Jul 15, 2014

Teaching poetry using Eagleton's How to Read a Poem (Chapter 2)

Some ideas for class activities if you are teaching Eagleton’s book How to Read a Poem, Chapter 2

Open with reading of the D.H. Lawrence poem "To Women, As Far As I’m Concerned" (discussed in Chapter 2) What makes this a poem?

Discuss Eagleton’s preliminary definition on page 25:

"A poem is a fictional, verbally inventive moral statement in which it is the author, rather than the printer or word processor, who decides where the lines should end."

Have groups discuss and explain the sections on

Poetry and Morality. How does he define morality? What does he mean by "moral purpose"? What is the difference between moral and empirical statements?

Poetry and Fiction.
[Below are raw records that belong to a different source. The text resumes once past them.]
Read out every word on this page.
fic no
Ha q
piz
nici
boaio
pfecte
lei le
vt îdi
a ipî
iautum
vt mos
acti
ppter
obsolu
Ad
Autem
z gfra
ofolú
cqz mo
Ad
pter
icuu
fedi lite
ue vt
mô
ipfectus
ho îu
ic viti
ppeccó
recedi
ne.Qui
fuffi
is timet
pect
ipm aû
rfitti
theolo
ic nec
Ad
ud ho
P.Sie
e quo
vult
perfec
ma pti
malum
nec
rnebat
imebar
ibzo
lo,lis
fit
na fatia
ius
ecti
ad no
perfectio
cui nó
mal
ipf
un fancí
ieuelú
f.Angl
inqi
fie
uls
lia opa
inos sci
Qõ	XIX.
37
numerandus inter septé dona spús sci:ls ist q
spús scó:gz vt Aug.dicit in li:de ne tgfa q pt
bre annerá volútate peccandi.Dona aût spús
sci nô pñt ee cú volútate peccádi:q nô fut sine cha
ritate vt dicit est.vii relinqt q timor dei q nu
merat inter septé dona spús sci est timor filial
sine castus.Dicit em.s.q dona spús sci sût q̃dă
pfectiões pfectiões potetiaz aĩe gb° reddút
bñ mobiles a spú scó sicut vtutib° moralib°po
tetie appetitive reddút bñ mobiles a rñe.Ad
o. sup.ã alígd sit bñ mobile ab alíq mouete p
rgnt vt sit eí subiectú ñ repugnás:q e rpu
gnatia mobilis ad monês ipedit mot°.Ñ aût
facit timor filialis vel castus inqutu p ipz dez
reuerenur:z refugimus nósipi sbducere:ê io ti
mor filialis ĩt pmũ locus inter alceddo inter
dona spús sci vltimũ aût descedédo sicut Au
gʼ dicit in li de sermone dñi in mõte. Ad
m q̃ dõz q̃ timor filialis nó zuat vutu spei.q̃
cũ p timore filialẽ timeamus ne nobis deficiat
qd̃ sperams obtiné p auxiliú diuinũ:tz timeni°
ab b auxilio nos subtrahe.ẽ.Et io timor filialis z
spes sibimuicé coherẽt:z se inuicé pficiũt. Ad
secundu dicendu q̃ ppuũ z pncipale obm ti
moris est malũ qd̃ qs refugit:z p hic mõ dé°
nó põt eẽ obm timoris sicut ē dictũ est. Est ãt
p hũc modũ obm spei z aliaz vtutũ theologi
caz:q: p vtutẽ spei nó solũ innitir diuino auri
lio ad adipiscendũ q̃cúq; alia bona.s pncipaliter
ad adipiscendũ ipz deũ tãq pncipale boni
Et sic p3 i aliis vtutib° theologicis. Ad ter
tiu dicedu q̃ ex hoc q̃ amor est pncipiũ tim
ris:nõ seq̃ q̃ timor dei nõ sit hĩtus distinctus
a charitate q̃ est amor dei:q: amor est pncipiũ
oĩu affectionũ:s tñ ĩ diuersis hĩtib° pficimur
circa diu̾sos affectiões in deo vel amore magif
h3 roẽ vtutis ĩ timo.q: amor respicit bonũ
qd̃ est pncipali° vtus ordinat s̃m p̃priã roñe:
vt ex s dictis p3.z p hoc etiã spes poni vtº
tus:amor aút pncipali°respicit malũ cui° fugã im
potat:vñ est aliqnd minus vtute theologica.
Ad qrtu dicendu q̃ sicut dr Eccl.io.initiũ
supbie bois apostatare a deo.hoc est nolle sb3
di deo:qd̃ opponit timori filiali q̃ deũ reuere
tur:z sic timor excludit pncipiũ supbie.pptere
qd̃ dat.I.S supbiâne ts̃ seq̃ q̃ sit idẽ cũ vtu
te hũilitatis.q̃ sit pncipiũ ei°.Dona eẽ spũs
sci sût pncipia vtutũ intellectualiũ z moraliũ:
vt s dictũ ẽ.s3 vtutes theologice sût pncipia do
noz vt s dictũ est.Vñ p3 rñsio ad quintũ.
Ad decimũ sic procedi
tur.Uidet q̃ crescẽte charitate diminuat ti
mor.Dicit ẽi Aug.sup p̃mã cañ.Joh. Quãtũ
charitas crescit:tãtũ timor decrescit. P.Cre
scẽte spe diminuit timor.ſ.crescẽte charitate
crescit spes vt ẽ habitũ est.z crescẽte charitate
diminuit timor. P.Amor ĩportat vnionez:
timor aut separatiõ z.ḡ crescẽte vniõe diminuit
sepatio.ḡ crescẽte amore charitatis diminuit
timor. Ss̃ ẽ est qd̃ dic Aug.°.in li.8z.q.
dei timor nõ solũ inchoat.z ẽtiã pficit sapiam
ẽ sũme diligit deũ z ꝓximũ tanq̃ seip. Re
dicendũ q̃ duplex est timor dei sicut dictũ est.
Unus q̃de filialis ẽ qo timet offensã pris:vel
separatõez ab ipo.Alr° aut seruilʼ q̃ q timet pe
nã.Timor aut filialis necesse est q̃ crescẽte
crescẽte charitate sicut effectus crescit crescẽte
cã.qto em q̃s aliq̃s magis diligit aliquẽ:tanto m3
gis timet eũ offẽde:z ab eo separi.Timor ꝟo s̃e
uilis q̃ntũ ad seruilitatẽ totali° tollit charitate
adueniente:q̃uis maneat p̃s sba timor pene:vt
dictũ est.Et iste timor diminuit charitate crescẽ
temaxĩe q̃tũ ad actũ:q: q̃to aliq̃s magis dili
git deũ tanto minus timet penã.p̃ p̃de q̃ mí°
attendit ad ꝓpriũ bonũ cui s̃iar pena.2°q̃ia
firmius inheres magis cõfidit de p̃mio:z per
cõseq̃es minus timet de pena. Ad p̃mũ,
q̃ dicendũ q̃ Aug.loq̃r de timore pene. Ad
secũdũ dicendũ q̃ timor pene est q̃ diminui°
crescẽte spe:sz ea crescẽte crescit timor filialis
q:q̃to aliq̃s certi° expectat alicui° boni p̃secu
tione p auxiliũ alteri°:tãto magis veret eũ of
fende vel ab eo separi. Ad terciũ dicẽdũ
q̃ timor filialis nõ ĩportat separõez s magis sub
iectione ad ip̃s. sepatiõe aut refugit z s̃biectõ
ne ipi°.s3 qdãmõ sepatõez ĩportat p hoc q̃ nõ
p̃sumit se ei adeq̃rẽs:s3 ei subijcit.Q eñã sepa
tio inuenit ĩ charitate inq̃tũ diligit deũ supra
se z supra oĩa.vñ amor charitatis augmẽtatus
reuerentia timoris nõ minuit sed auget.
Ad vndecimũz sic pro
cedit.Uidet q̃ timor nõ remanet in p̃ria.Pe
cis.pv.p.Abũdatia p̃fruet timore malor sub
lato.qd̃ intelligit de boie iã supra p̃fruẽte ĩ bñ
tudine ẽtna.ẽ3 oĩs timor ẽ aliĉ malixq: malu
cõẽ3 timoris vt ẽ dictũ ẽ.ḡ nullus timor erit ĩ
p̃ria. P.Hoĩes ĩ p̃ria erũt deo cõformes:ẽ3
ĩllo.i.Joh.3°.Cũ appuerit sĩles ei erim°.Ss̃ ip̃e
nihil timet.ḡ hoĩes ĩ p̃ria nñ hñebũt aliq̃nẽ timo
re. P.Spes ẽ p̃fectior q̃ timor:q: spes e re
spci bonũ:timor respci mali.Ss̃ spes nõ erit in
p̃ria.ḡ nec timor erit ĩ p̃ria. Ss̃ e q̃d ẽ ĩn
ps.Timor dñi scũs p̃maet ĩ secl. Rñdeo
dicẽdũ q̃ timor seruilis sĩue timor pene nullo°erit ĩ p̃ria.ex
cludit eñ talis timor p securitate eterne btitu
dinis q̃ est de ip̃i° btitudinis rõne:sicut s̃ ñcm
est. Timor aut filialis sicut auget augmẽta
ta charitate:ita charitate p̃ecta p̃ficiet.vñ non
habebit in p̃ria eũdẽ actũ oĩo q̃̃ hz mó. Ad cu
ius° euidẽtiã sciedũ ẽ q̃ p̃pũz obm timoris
What is the distinction between fact and fiction? What does it mean to "fictionalise"? What is meant by "ambiguity"? How does he distinguish between imaginary and fictionalising? What is the danger in generalizing the meaning of a poem too much?

Poetry and Pragmatism. Are poems practical? Summarize the interpretations of "This is Just to Say". What is Marx’s distinction between use value and exchange value, and how is that relevant to this discussion? Do poems have a sort of pragmatic function after all?

Poetic Language. What is meant by "verbally inventive"? Explain what he means by the "material being" of a poem, and by the statement "poets are the materialists of language". Why is "verbally inventive" a better descriptor than "verbally self-conscious"?